C’est lors d’une chaude journée de printemps, en 2011, que Didier, paysagiste, est victime d’un grave accident. Alors qu’il charge des troncs d’arbre avec son collègue, il trébuche et se fait rouler sur les jambes par un engin de plusieurs tonnes. Résultat: diverses fractures, des tendons déchirés et les chevilles cassées. Après de longs séjours à l’hôpital et dans une clinique de réadaptation, le malheureux retrouve un poste de paysagiste. Les frais médicaux, hospitaliers et de réinsertion ont été pris en charge par la Caisse nationale suisse d’assurance en cas d’accidents (Suva). Si Didier était devenu invalide, la Suva lui aurait versé une pension à vie équivalante à 80% de son dernier salaire.
Le nombre d’accidents diminue
Heureusement, de tels accidents sont de moins en moins fréquents. Le nombre total de bénéficiaires de pensions d’invalidité ou de survivant à la Suva a diminué de 10,3% entre 2009 et 2016. Dans le même temps, le nombre d’accidents du travail et de maladies professionnelles a également diminué: de 94,2 à 85,1 cas pour 1000 employés à plein temps.
Pourtant, la Suva parvient à mettre chaque année plus d’argent de côté. En 2006, ses actifs immobilisés s’élevait à 32,9 milliards de francs, selon son rapport annuel. L’an dernier, ce chiffre était de 51,2 milliards (voir graphique). Il s’agit d’une augmentation de 55,6%. A titre de comparaison, le capital de l’AVS était inférieur en 2016, puisqu’il ne s’élevait qu’à 44,7 milliards de francs.
En tout, la Suva assure un peu moins de deux millions de salariés – en équivalents plein temps – et de chômeurs inscrits contre les accidents et les maladies professionnelles. Les entreprises de certains secteurs, comme la construction ou les centrales électriques, ont l’obligation d’assurer leurs employés auprès de la Suva. Deux autres millions d’employés sont couverts contre les accidents et les maladies professionnelles auprès d’une
assurance privée.
Risques plus élevés?
Malgré le nombre comparable d’assurés, les compagnies privées accumulent beaucoup moins de réserves que la Suva. Cependant, comme ces derniers ne publient pratiquement aucuns chiffres sur l’assurance accidents obligatoire, une comparaison précise est impossible. Mais, toujours est-il que les statistiques 2015 des assurances sociales montrent que les réserves du secteur privé n’atteignent qu’un tiers de celles de la Suva.

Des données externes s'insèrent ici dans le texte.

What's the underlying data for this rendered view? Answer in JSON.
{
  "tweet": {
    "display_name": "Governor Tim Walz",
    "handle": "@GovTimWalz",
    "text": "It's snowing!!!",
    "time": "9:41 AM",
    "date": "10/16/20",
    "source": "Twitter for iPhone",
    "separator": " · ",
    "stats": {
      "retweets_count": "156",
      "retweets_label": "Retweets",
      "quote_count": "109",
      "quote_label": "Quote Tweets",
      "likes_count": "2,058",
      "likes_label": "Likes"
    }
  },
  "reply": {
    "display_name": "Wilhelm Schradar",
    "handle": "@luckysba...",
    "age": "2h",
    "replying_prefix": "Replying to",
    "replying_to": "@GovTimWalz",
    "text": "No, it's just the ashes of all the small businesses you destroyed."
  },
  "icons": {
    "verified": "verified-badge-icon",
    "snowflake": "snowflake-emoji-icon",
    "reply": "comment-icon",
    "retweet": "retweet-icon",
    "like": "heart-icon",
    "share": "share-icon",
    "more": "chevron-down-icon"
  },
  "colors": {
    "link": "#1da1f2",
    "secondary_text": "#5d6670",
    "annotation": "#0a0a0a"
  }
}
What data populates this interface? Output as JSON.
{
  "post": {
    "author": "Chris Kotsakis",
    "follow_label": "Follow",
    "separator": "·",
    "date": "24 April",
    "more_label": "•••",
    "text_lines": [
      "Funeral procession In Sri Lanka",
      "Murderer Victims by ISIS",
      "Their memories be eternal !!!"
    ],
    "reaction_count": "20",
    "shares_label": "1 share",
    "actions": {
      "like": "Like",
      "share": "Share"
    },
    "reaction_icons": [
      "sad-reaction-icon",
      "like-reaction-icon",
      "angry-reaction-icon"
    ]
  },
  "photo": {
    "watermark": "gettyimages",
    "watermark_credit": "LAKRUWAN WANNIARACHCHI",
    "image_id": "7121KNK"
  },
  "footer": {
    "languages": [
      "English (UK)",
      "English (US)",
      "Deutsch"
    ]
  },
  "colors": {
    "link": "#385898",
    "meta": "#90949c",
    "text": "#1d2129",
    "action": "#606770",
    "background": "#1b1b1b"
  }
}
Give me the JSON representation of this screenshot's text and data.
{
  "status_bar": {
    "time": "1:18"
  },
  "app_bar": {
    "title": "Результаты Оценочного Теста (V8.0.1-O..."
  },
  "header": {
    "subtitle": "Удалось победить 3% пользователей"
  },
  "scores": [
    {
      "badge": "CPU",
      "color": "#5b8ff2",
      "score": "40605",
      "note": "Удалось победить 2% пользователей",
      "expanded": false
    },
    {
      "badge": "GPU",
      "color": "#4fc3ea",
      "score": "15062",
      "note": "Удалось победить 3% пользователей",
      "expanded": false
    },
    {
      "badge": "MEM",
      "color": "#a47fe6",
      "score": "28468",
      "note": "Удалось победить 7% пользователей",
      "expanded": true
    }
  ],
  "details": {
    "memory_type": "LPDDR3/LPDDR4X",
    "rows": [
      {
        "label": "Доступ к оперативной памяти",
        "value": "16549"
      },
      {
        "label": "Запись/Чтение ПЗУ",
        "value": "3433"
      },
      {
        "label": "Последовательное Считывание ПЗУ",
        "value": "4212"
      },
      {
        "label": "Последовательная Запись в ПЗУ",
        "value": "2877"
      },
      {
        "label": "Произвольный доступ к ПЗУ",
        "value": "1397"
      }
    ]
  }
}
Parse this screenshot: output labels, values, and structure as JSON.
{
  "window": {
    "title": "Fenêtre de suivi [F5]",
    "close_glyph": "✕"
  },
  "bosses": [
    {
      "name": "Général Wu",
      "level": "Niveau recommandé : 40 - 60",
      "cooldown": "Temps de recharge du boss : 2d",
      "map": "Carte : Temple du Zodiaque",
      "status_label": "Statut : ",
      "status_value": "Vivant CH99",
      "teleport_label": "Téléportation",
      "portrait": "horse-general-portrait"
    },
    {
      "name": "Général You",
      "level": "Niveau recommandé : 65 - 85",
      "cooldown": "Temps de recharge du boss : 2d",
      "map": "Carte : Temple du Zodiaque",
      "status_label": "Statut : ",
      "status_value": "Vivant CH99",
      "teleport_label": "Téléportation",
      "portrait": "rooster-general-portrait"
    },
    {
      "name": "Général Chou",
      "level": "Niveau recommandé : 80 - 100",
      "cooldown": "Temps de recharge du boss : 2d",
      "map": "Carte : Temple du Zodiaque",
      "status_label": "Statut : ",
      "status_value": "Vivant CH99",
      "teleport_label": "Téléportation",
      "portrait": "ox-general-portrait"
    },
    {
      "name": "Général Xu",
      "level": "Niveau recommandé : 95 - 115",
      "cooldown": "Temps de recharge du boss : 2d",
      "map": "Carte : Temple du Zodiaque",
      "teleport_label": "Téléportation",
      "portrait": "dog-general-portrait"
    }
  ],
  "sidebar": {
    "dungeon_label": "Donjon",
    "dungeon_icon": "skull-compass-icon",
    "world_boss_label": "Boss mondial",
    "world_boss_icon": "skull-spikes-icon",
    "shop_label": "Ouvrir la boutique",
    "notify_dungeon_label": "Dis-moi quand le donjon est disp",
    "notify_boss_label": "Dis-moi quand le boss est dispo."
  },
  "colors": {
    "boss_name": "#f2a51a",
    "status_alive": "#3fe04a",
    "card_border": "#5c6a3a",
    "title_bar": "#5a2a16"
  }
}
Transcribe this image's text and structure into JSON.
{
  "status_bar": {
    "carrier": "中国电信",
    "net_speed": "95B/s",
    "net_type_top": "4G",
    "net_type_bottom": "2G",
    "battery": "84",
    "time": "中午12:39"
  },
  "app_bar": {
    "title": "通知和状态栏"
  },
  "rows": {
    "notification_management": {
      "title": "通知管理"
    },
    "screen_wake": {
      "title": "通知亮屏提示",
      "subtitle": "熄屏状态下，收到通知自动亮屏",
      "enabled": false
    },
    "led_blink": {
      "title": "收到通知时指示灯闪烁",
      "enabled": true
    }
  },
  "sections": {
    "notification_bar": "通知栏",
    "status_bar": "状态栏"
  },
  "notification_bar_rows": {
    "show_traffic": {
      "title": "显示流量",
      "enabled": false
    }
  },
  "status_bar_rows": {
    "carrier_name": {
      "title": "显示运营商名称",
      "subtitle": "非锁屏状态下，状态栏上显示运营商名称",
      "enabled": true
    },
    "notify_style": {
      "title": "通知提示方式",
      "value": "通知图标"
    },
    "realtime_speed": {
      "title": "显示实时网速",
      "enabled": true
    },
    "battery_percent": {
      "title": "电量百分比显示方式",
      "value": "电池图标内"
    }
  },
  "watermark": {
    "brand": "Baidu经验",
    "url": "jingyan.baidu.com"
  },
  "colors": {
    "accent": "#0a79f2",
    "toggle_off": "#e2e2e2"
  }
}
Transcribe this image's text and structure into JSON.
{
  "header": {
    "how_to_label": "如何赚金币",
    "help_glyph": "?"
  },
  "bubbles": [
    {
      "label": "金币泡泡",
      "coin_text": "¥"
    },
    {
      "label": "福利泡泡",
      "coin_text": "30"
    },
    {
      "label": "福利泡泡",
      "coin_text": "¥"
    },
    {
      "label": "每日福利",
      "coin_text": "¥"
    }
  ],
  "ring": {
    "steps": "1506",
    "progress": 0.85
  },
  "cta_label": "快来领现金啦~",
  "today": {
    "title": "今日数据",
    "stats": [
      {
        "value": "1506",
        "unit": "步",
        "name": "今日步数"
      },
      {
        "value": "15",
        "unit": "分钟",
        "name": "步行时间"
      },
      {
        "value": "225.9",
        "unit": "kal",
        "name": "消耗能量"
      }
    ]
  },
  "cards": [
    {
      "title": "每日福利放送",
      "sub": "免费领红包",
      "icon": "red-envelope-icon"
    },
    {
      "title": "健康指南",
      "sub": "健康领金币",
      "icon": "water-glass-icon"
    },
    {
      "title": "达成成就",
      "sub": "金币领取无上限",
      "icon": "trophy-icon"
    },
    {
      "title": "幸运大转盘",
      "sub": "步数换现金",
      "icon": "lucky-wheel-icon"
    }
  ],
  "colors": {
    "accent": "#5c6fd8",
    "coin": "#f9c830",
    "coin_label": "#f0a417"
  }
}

Selon cette dernière, ces réserves élevées viennent du fait qu’elle couvre les employés de secteurs beaucoup plus risqués. Par conséquent, elle se retrouve face à bien plus de cas de pensions à verser. Or, dans ce cadre, la loi l’oblige à mettre de côté la totalité du capital de la pension. Le nombre de nouvelles rentes diminue pourtant. En 2009, la Suva a compté 2050 nouvelles pensions d’invalidités contre 1670 en 2016, avec un taux de couverture de 143%.
Un sacré rendement
La Suva argumente aussi en mentionnant les «risques sur les marchés financiers» qui auraient, selon elle, «considérablement augmenté». C’est pourquoi des réserves élevées sont nécessaires.
Pourtant, elle a réalisé un bénéfice de 7,8% sur ses investissements en 2017. Corollaire: son patrimoine a augmenté de 3,2 milliards de francs suisses. Et, en considérant les cinq exercices précédents, on constate que son rendement moyen (5,1%) était pour le moins impressionnant.
Notons enfin que la Suva a néanmoins fait des efforts en réduisant le niveau des primes dans la majorité des catégories d’assurance au cours des huit dernières années.